El fracaso de la comunidad internacional

La Misión de Estabilización de la ONU en el Congo, conocida como MONUSCO, lleva más de 25 años desplegada en el país y se ha convertido en la operación de mantenimiento de la paz más prolongada en la historia de Naciones Unidas. No obstante, su balance es ampliamente cuestionado y el descontento entre la población congoleña es profundo, en particular por su incapacidad para brindar protección efectiva frente a la violencia armada.

En la región de Beni, epicentro de los ataques de la ADF, incluso se registraron protestas violentas contra los cascos azules. Diversos informes académicos sostienen que “la misión ha fracasado de manera sistemática en su objetivo de resguardar a los civiles” y que, además, “no impulsó los cambios políticos estructurales necesarios para construir una paz duradera.” A ello se suma un episodio especialmente doloroso, cuando la propia MONUSCO colaboró en la excavación de la fosa común donde fueron enterradas las víctimas de la masacre de Komanda, ocurrida en julio de 2025.

A fines de 2024, el gobierno congoleño pidió la retirada de la misión al considerar que ya no cumple su cometido, aunque la fragilidad del ejército nacional deja en evidencia un vacío que podría agravar aún más la crisis humanitaria que afecta a unos 7 millones de desplazados internos. En mayo de 2026, Amnistía Internacional volvió a poner el foco sobre la tragedia con el informe titulado “Nunca había visto tantos cadáveres”, en el que destacó que los crímenes cometidos por la ADF constituyen crímenes de guerra y de lesa humanidad, y reclamó una respuesta urgente de la comunidad internacional, responsabilizando la situación producto del “desinterés de la política internacional y los círculos de donantes” respecto a las amenazas de la ADF.

Es necesario entender que la ADF no es simplemente un grupo rebelde más entre los más de 120 que operan en el Congo. Su lógica responde a una ideología transnacional que no disputa territorio étnico ni el control de recursos, sino que busca instaurar un califato islámico. Su lealtad no se orienta ni al Congo ni a Uganda, sino al proyecto terrorista mundial del Estado Islámico.

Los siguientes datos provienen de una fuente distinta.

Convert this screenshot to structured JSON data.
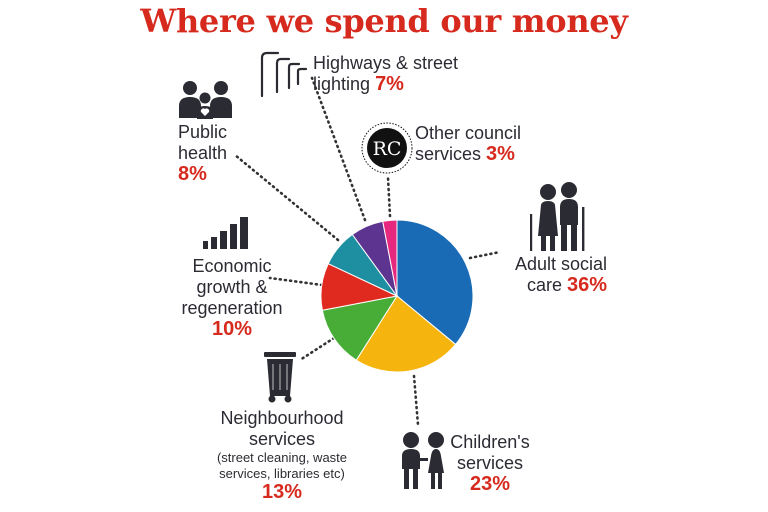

A ello se suma el reconocimiento formal que recibió por parte de ISIS, que la legitimó públicamente e incorporó como una de sus provincias. Incluso reproduce métodos asociados al accionar del grupo en Siria e Iraq, como decapitaciones, quema de aldeas, esclavitud sexual de menores y reclutamiento forzado de personas. En ese marco, sus víctimas son seleccionadas en parte por su religión, ya que el objetivo declarado es eliminar de la faz de la tierra la presencia cristiana.